A traditional freshman calculus course spends such a vast amount of time teaching you how to do integrals in closed form that it may be easy to miss the fact that this is impossible for the vast majority of integrands that you might randomly write down. Here are some examples of impossible integrals:

\begin{align} & \int e^{-x^2} dx \\ & \int x^x dx \\ & \int \frac{\sin x}{x} dx \\ & \int e^x \tan x dx \end{align}

The first of these is a form that is extremely important in statistics (it describes the area under the standard “bell curve”), so you can see that impossible integrals aren't just obscure things that don't pop up in real life.

People who are proficient at doing integrals in closed form generally seem to work by a process of pattern matching. They recognize certain integrals as being of a form that can't be done, so they know not to try.

#### Example 73

◊ Students! Stand at attention! You will now evaluate $$\int e^{-x^2+7x} dx$$ in closed form.

◊ No sir, I can't do that. By a change of variables of the form u=x+c, where c is a constant, we could clearly put this into the form $$\int e^{-x^2} dx$$ , which we know is impossible.

Sometimes an integral such as $$\int e^{-x^2} dx$$ is important enough that we want to give it a name, tabulate it, and write computer subroutines that can evaluate it numerically. For example, statisticians define the “error function” $$\operatorname{erf}(x)=(2/\sqrt{\pi}) \int e^{-x^2} dx$$. Sometimes if you're not sure whether an integral can be done in closed form, you can put it into computer software, which will tell you that it reduces to one of these functions. You then know that it can't be done in closed form. For example, if you ask the popular web site integrals.com to do $$\int e^{-x^2+7x} dx$$, it spits back $$(1/2)e^{49/4}\sqrt{\pi}\operatorname{erf}(x-7/2)$$. This tells you both that you shouldn't be wasting your time trying to do the integral in closed form and that if you need to evaluate it numerically, you can do that using the erf function.

As shown in the following example, just because an indefinite integral can't be done, that doesn't mean that we can never do a related definite integral.

#### Example 74

◊ Evaluate $$\int_0^{\pi/2} e^{-\tan^2 x}(\tan^2x+1)dx$$.

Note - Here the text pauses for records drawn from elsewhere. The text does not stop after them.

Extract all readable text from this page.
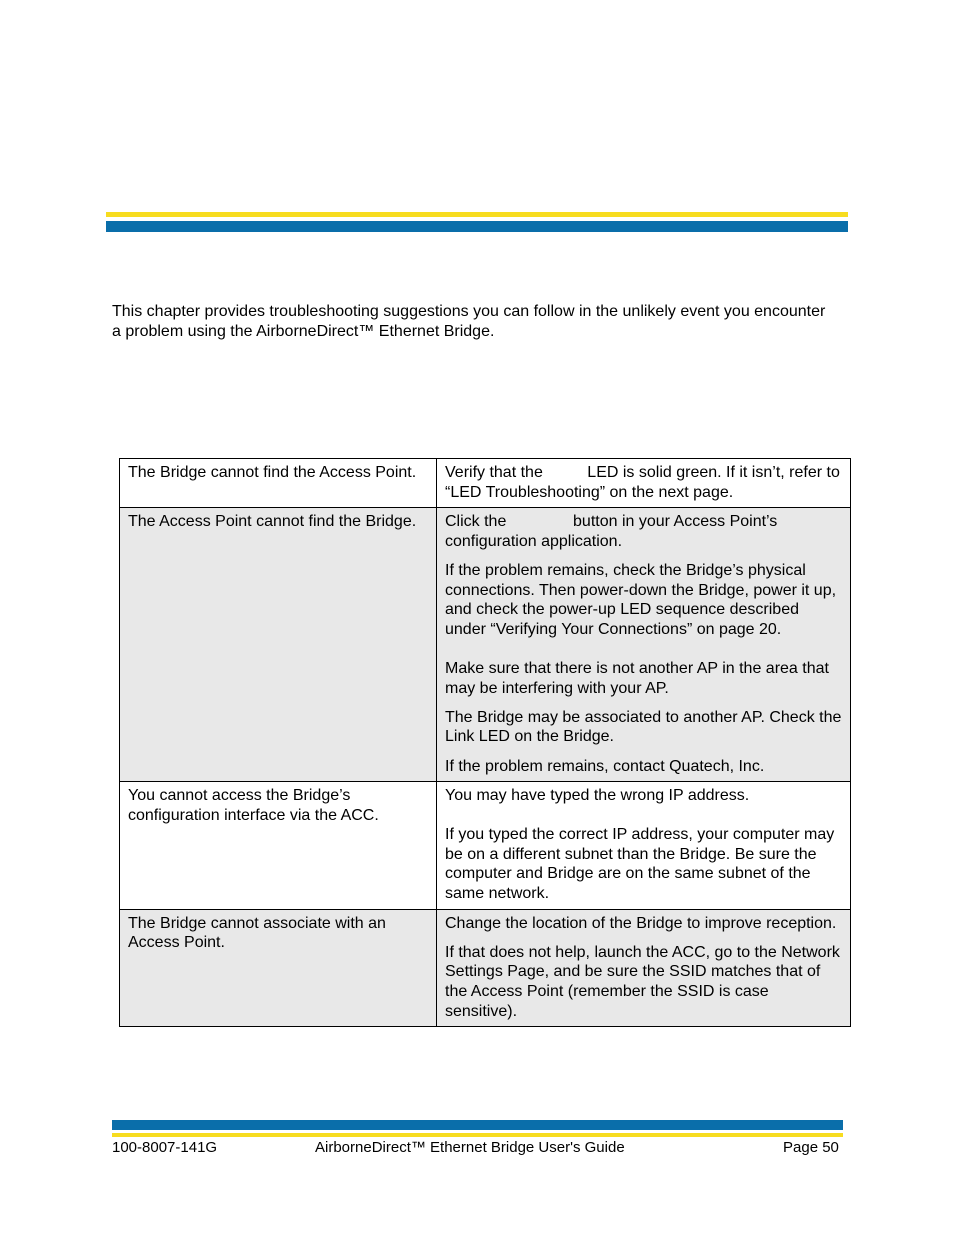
This chapter provides troubleshooting suggestions you can follow in the unlikely event you encounter a problem using the AirborneDirect™ Ethernet Bridge.

The Bridge cannot find the Access Point.	Verify that the          LED is solid green. If it isn’t, refer to “LED Troubleshooting” on the next page.

The Access Point cannot find the Bridge.	Click the               button in your Access Point’s configuration application.

If the problem remains, check the Bridge’s physical connections. Then power-down the Bridge, power it up, and check the power-up LED sequence described under “Verifying Your Connections” on page 20.

Make sure that there is not another AP in the area that may be interfering with your AP.

The Bridge may be associated to another AP. Check the Link LED on the Bridge.

If the problem remains, contact Quatech, Inc.

You cannot access the Bridge’s configuration interface via the ACC.	You may have typed the wrong IP address.

If you typed the correct IP address, your computer may be on a different subnet than the Bridge. Be sure the computer and Bridge are on the same subnet of the same network.

The Bridge cannot associate with an Access Point.	Change the location of the Bridge to improve reception.

If that does not help, launch the ACC, go to the Network Settings Page, and be sure the SSID matches that of the Access Point (remember the SSID is case sensitive).

100-8007-141G	AirborneDirect™ Ethernet Bridge User's Guide	Page 50
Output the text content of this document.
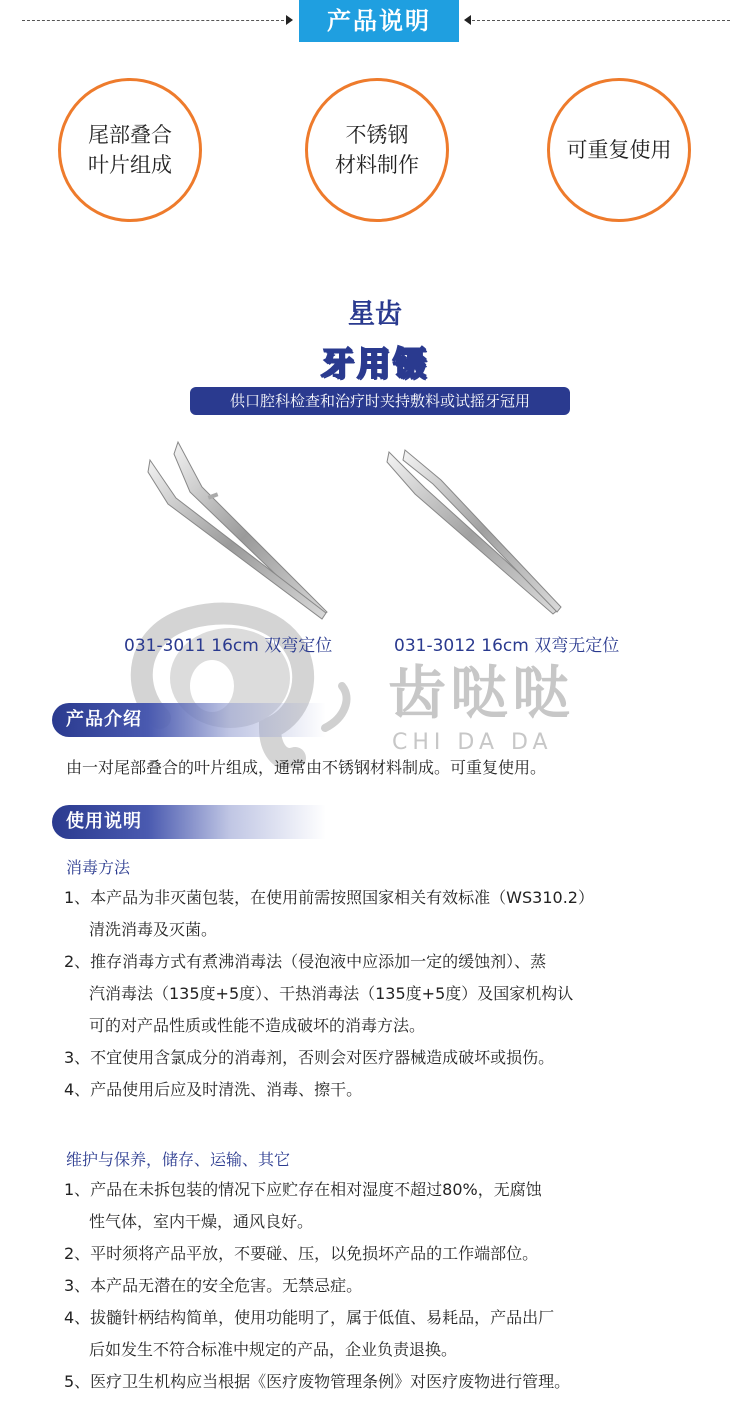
产品说明
尾部叠合
叶片组成
不锈钢
材料制作
可重复使用
星齿
牙用镊
供口腔科检查和治疗时夹持敷料或试摇牙冠用
齿哒哒
CHI DA DA
031-3011 16cm 双弯定位	031-3012 16cm 双弯无定位
产品介绍
由一对尾部叠合的叶片组成，通常由不锈钢材料制成。可重复使用。
使用说明
消毒方法
1、本产品为非灭菌包装，在使用前需按照国家相关有效标准（WS310.2）
清洗消毒及灭菌。
2、推存消毒方式有煮沸消毒法（侵泡液中应添加一定的缓蚀剂）、蒸
汽消毒法（135度+5度）、干热消毒法（135度+5度）及国家机构认
可的对产品性质或性能不造成破坏的消毒方法。
3、不宜使用含氯成分的消毒剂，否则会对医疗器械造成破坏或损伤。
4、产品使用后应及时清洗、消毒、擦干。
维护与保养，储存、运输、其它
1、产品在未拆包装的情况下应贮存在相对湿度不超过80%，无腐蚀
性气体，室内干燥，通风良好。
2、平时须将产品平放，不要碰、压，以免损坏产品的工作端部位。
3、本产品无潜在的安全危害。无禁忌症。
4、拔髓针柄结构简单，使用功能明了，属于低值、易耗品，产品出厂
后如发生不符合标准中规定的产品，企业负责退换。
5、医疗卫生机构应当根据《医疗废物管理条例》对医疗废物进行管理。
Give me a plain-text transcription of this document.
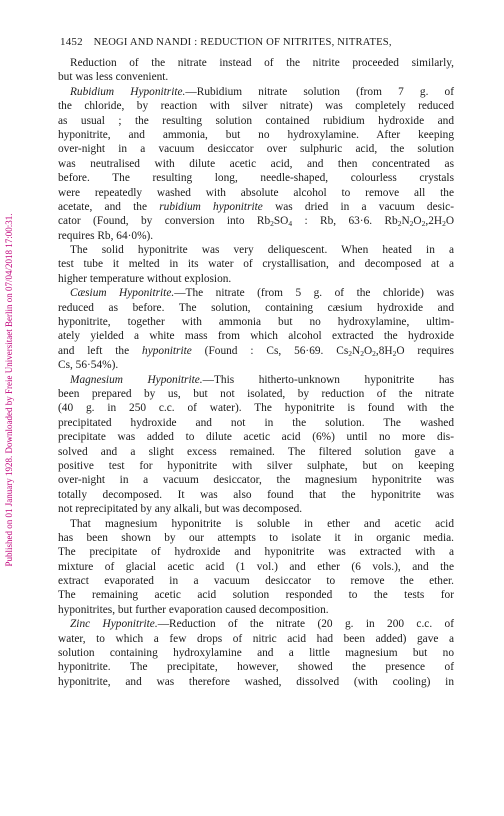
Published on 01 January 1928. Downloaded by Freie Universitaet Berlin on 07/04/2018 17:00:31.
1452 NEOGI AND NANDI : REDUCTION OF NITRITES, NITRATES,
Reduction of the nitrate instead of the nitrite proceeded similarly,
but was less convenient.
Rubidium Hyponitrite.—Rubidium nitrate solution (from 7 g. of
the chloride, by reaction with silver nitrate) was completely reduced
as usual ; the resulting solution contained rubidium hydroxide and
hyponitrite, and ammonia, but no hydroxylamine. After keeping
over-night in a vacuum desiccator over sulphuric acid, the solution
was neutralised with dilute acetic acid, and then concentrated as
before. The resulting long, needle-shaped, colourless crystals
were repeatedly washed with absolute alcohol to remove all the
acetate, and the rubidium hyponitrite was dried in a vacuum desic-
cator (Found, by conversion into $Rb_2SO_4$ : Rb, 63·6. $Rb_2N_2O_2,2H_2O$
requires Rb, 64·0%).
The solid hyponitrite was very deliquescent. When heated in a
test tube it melted in its water of crystallisation, and decomposed at a
higher temperature without explosion.
Cæsium Hyponitrite.—The nitrate (from 5 g. of the chloride) was
reduced as before. The solution, containing cæsium hydroxide and
hyponitrite, together with ammonia but no hydroxylamine, ultim-
ately yielded a white mass from which alcohol extracted the hydroxide
and left the hyponitrite (Found : Cs, 56·69. $Cs_2N_2O_2,8H_2O$ requires
Cs, 56·54%).
Magnesium Hyponitrite.—This hitherto-unknown hyponitrite has
been prepared by us, but not isolated, by reduction of the nitrate
(40 g. in 250 c.c. of water). The hyponitrite is found with the
precipitated hydroxide and not in the solution. The washed
precipitate was added to dilute acetic acid (6%) until no more dis-
solved and a slight excess remained. The filtered solution gave a
positive test for hyponitrite with silver sulphate, but on keeping
over-night in a vacuum desiccator, the magnesium hyponitrite was
totally decomposed. It was also found that the hyponitrite was
not reprecipitated by any alkali, but was decomposed.
That magnesium hyponitrite is soluble in ether and acetic acid
has been shown by our attempts to isolate it in organic media.
The precipitate of hydroxide and hyponitrite was extracted with a
mixture of glacial acetic acid (1 vol.) and ether (6 vols.), and the
extract evaporated in a vacuum desiccator to remove the ether.
The remaining acetic acid solution responded to the tests for
hyponitrites, but further evaporation caused decomposition.
Zinc Hyponitrite.—Reduction of the nitrate (20 g. in 200 c.c. of
water, to which a few drops of nitric acid had been added) gave a
solution containing hydroxylamine and a little magnesium but no
hyponitrite. The precipitate, however, showed the presence of
hyponitrite, and was therefore washed, dissolved (with cooling) in
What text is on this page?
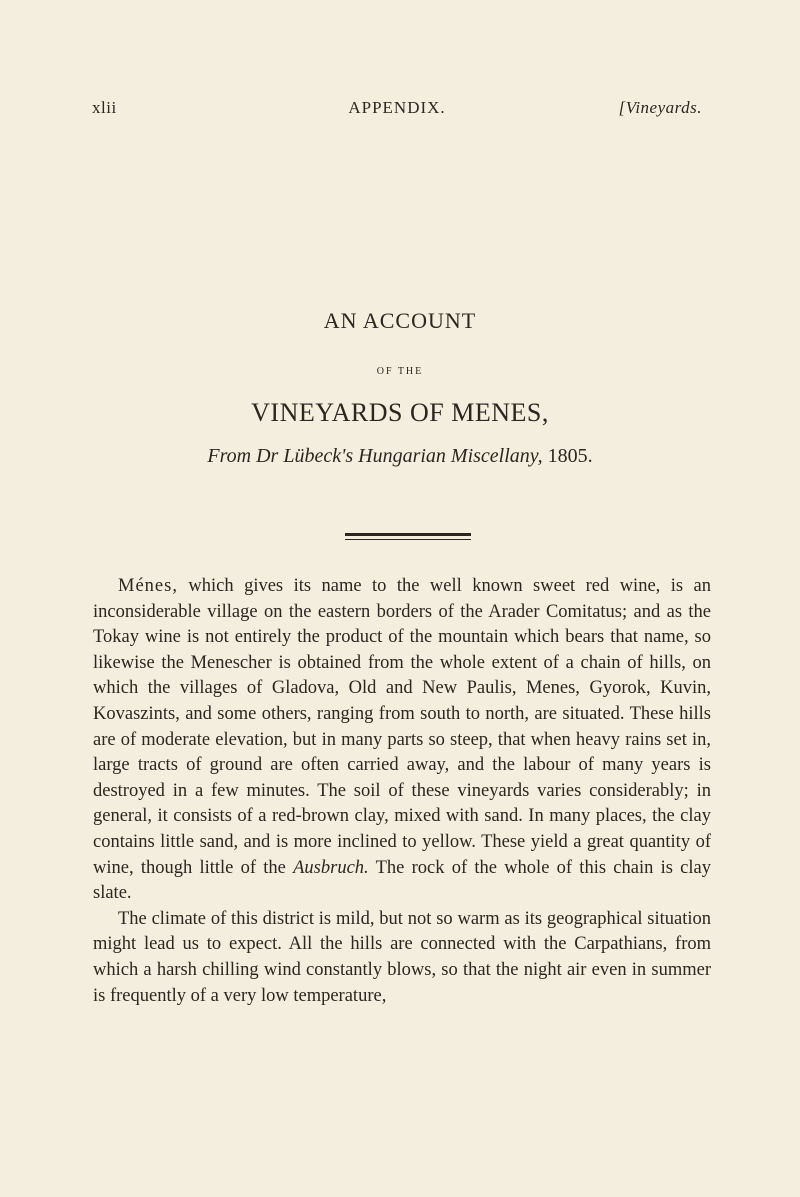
xlii	APPENDIX.	[Vineyards.
AN ACCOUNT
OF THE
VINEYARDS OF MENES,
From Dr Lübeck's Hungarian Miscellany, 1805.

Ménes, which gives its name to the well known sweet red wine, is an inconsiderable village on the eastern borders of the Arader Comitatus; and as the Tokay wine is not entirely the product of the mountain which bears that name, so likewise the Menescher is obtained from the whole extent of a chain of hills, on which the villages of Gladova, Old and New Paulis, Menes, Gyorok, Kuvin, Kovaszints, and some others, ranging from south to north, are situated. These hills are of moderate elevation, but in many parts so steep, that when heavy rains set in, large tracts of ground are often carried away, and the labour of many years is destroyed in a few minutes. The soil of these vineyards varies considerably; in general, it consists of a red-brown clay, mixed with sand. In many places, the clay contains little sand, and is more inclined to yellow. These yield a great quantity of wine, though little of the Ausbruch. The rock of the whole of this chain is clay slate.

The climate of this district is mild, but not so warm as its geographical situation might lead us to expect. All the hills are connected with the Carpathians, from which a harsh chilling wind constantly blows, so that the night air even in summer is frequently of a very low temperature,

◊ The obvious substitution to try is u=tan x, and this reduces the integrand to e-x2. This proves that the corresponding indefinite integral is impossible to express in closed form. However, the definite integral can be expressed in closed form; it turns out to be $$\sqrt{\pi}/2$$. The trick for proving this is given in Example 99 on p. 134.

Sometimes computer software can't say anything about a particular integral at all. That doesn't mean that the integral can't be done. Computers are stupid, and they may try brute-force techniques that fail because the computer runs out of memory or CPU time. For example, the integral $$\int dx/(x^{10000}-1)$$ (problem 15, p. 127) can be done in closed form using the techniques of chapter 8, and it's not too hard for a proficient human to figure out how to attack it, but every computer program I've tried it on has failed silently.